加权基因共表达网络分析(weighted correlation network analysis,WGCNA)是一种联合分析临床信息和基因表达数据的方法。通过分析与临床信息相关性高的基因模块,获得一系列在模块中具有高连接度的关键基因,这些基因对肿瘤的发生发展具有潜在的重要作用[3-4]。癌症基因组图谱(The Cancer Genome Atlas,TCGA)是由美国National Cancer Institute (NCI)和National Human Genome Research Institute (NHGRI)共同开发的数据库网站,包含有30余种癌症的数据信息。研究人员已利用WGCNA及TCGA发现了多种癌症的分子机制和特征。本研究拟利用胃癌的TCGA数据,构建基因共表达网络,识别网络中与胃癌预后相关的模块和基因,并对预后基因进行体外实验和通路富集,对该分子可能影响胃癌患者预后的机制进行分析和探讨。
1 材料与方法 1.1 数据获取与筛选从TCGA数据库(https://www.cancer.gov/about-nci/organization/ccg/research/structural-genomics/tcga)中下载胃癌患者的基因表达谱数据和临床数据。纳入研究的临床病例应包括病理性TNM分期、组织学等级、生存信息。排除病理分期或组织学分级信息不完整的病例。

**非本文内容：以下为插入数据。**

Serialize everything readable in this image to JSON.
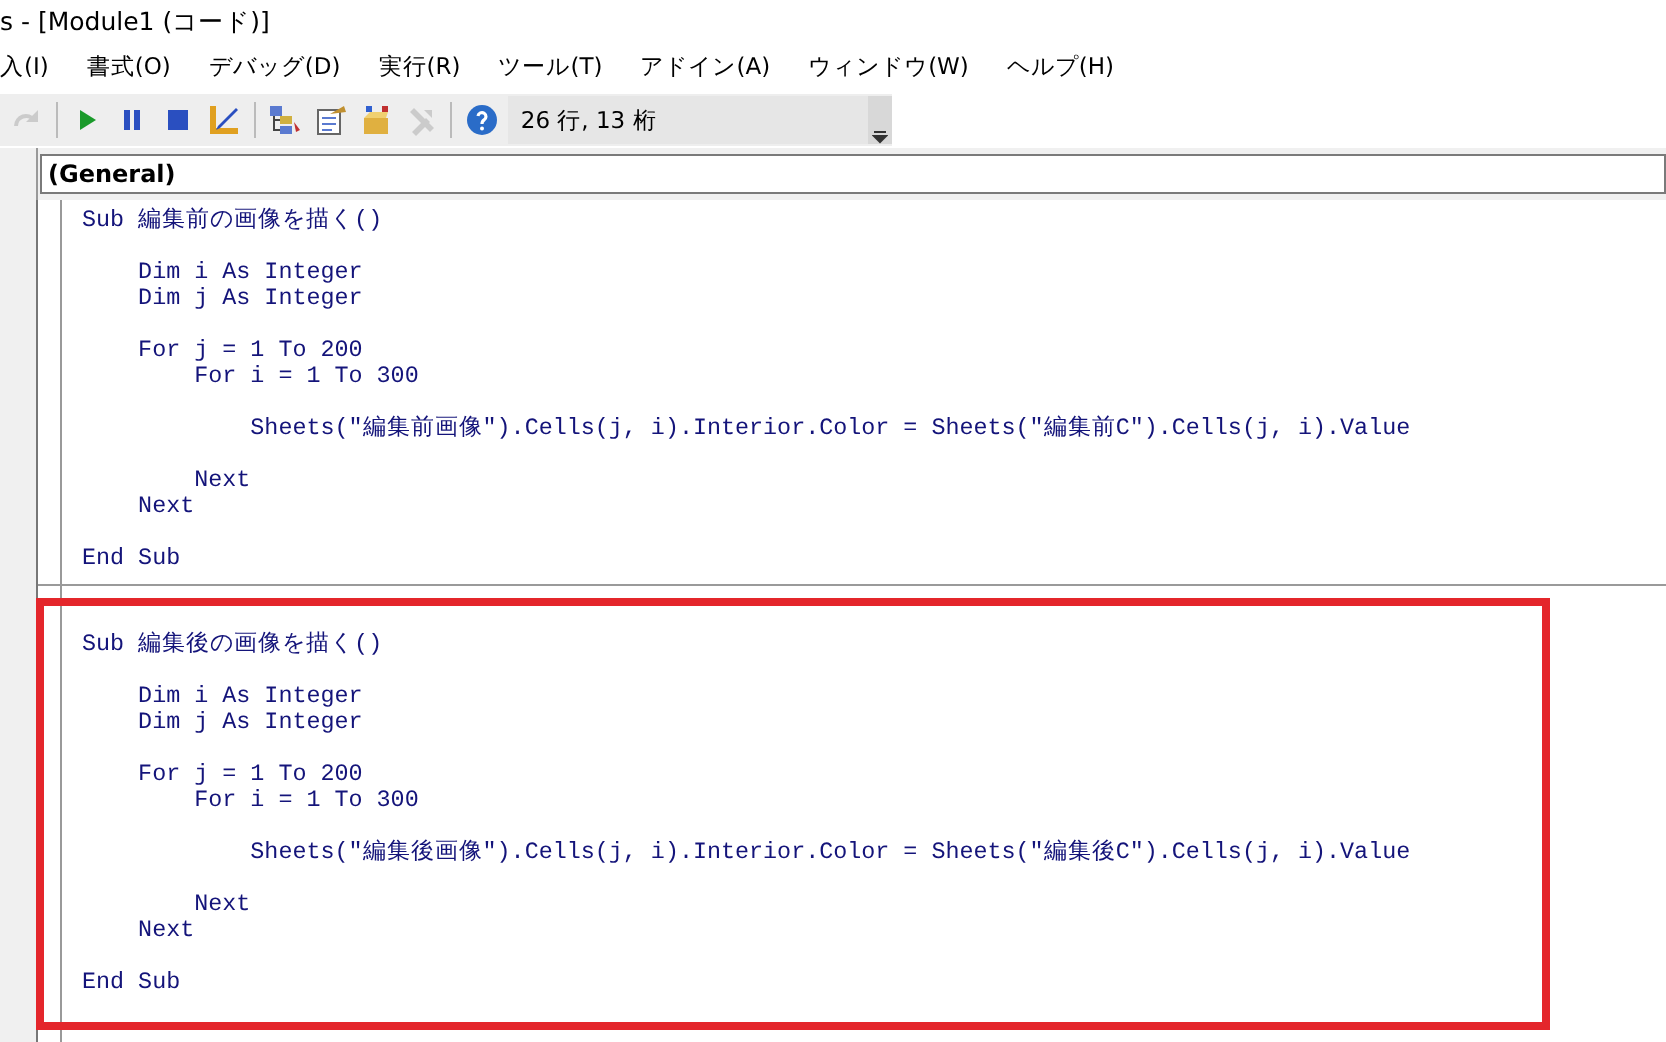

1.2 构建基因共表达网络利用WGCNA对Ⅰ期胃癌数据进行分析。通过中位数绝对偏差(median absolute deviation,MAD)测量基因变异性,并按MAD进行排序,获取前3 600个基因。使用R包进行WGCNA分析,加权邻接矩阵定义如下:Amn = |Smn |β。其中,Smn为基因m和基因n之间的Pearson相关性;Amn为基因m和基因n之间的邻接。
在WGCNA中,需要选择合适的软阈值β才能构建网络。最佳软阈值需达到无尺度拟合指数0.9以上,且需要网络的平均连通性较高。以此软阈值构建拓扑重叠矩阵(topological overlap matrix,TOM)。WGCNA将具有高拓扑重叠指数的一组基因定义为同一模块,进行层次聚类,建立有嵌套的分层聚类树。基于WGCNA的R软件包中的MEs (module eigengenes)函数,计算其差异性。通过Cytoscape软件(v3.4.0)可将模块的共表达网络可视化。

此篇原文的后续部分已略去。